PROSER1 is a protein that in humans is encoded by the PROSER1 gene.

Nomenclature
PROSER1 has several aliases: C13orf23, KIAA2032,  and proline and serine-rich protein 1.

Gene

Location
PROSER1 is located on the negative (reverse) strand of chromosome 13 at position 13q13.3. It spans from 39,009,865 base pairs from the pter to 39,038,095 bp from the pter, with a size of 28,231 bases. PROSER1 has a total of 13 exons in its primary unspliced transcript mRNA of 5,185 bp. There are 2 isoforms of PROSER1, both within the 5,000 bp range.

Gene neighborhood
Genes STOML3 and NHLRC3 neighbor PROSER1 on chromosome 13.

Tissue distribution

Expressed Sequence Tag mapping of PROSER1 expression shows that it has particularly high expression in lymph, embryonic tissue, thymus, and uterus sites. It has moderate expression in testis, larynx, nerve, blood, and adipose tissue sites.
According to the Human Protein Atlas, PROSER1 has general cytoplasmic expression and is expressed in all RNA tissue categories.

Homology

Paralogs
PROSER1 has no paralogs.

Orthologs
PROSER1 is highly conserved among mammals. It is less highly conserved, though has been found, in fish, birds, and some invertebrates. It is not expressed in bacteria, plants, or fungi. Show below is table of orthologs compiled from NCBI.

Protein

General properties
The translated PROSER1 protein is 944 amino acids long.

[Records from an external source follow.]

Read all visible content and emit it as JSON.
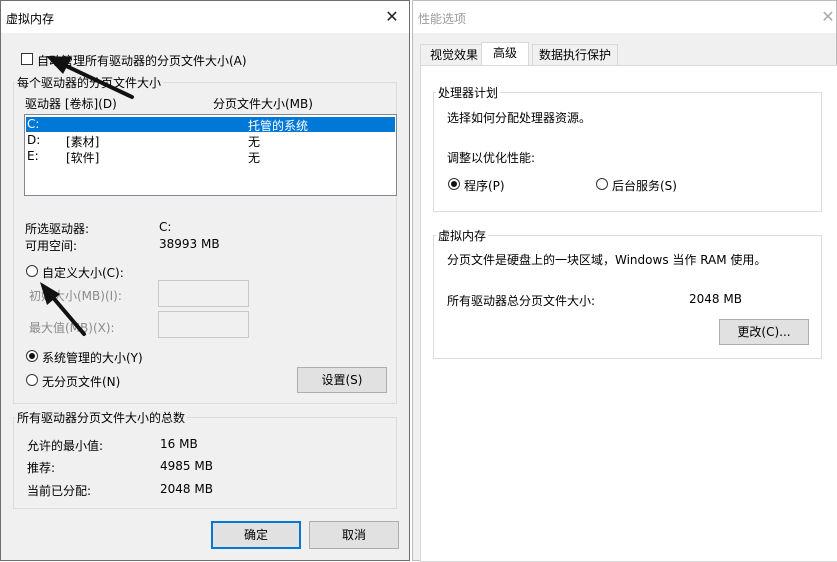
{
  "left_dialog": {
    "title": "虚拟内存",
    "close_glyph": "✕",
    "auto_manage_label": "自动管理所有驱动器的分页文件大小(A)",
    "per_drive_group": "每个驱动器的分页文件大小",
    "col_drive": "驱动器 [卷标](D)",
    "col_pagefile": "分页文件大小(MB)",
    "drives": [
      {
        "drive": "C:",
        "label": "",
        "size": "托管的系统"
      },
      {
        "drive": "D:",
        "label": "[素材]",
        "size": "无"
      },
      {
        "drive": "E:",
        "label": "[软件]",
        "size": "无"
      }
    ],
    "selected_drive_label": "所选驱动器:",
    "selected_drive_value": "C:",
    "free_space_label": "可用空间:",
    "free_space_value": "38993 MB",
    "custom_size_label": "自定义大小(C):",
    "initial_size_label": "初始大小(MB)(I):",
    "max_size_label": "最大值(MB)(X):",
    "system_managed_label": "系统管理的大小(Y)",
    "no_pagefile_label": "无分页文件(N)",
    "set_button": "设置(S)",
    "totals_group": "所有驱动器分页文件大小的总数",
    "min_allowed_label": "允许的最小值:",
    "min_allowed_value": "16 MB",
    "recommended_label": "推荐:",
    "recommended_value": "4985 MB",
    "current_label": "当前已分配:",
    "current_value": "2048 MB",
    "ok_button": "确定",
    "cancel_button": "取消"
  },
  "right_dialog": {
    "title": "性能选项",
    "close_glyph": "✕",
    "tabs": [
      "视觉效果",
      "高级",
      "数据执行保护"
    ],
    "processor_group": "处理器计划",
    "processor_desc": "选择如何分配处理器资源。",
    "optimize_label": "调整以优化性能:",
    "programs_label": "程序(P)",
    "background_label": "后台服务(S)",
    "vm_group": "虚拟内存",
    "vm_desc": "分页文件是硬盘上的一块区域，Windows 当作 RAM 使用。",
    "total_label": "所有驱动器总分页文件大小:",
    "total_value": "2048 MB",
    "change_button": "更改(C)..."
  },
  "colors": {
    "selection": "#0078d7",
    "dialog_bg": "#f0f0f0",
    "arrow": "#111111"
  }
}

Its predicted molecular weight is 95.7 kdal. PROSER1 has an isoelectric point of 9. It is predicted to be localized to the nucleus.

Composition
The sequence is rich in proline and serine and not particularly low in any other amino acids.

Domains
PROSER1 contains one domain of unknown function, DUF 4476, part of pfam14771. The DUF spans from amino acids 26 to 121.
The molecular weight of DUF 4476 is 11.1 kdal.

Secondary structure
PROSER1 is composed primarily of alpha helices, beta sheets, and coils. The protein is largely coiled. The DUF is composed mainly of alpha helices and coils. It has slightly fewer beta sheets compared to the protein as a whole.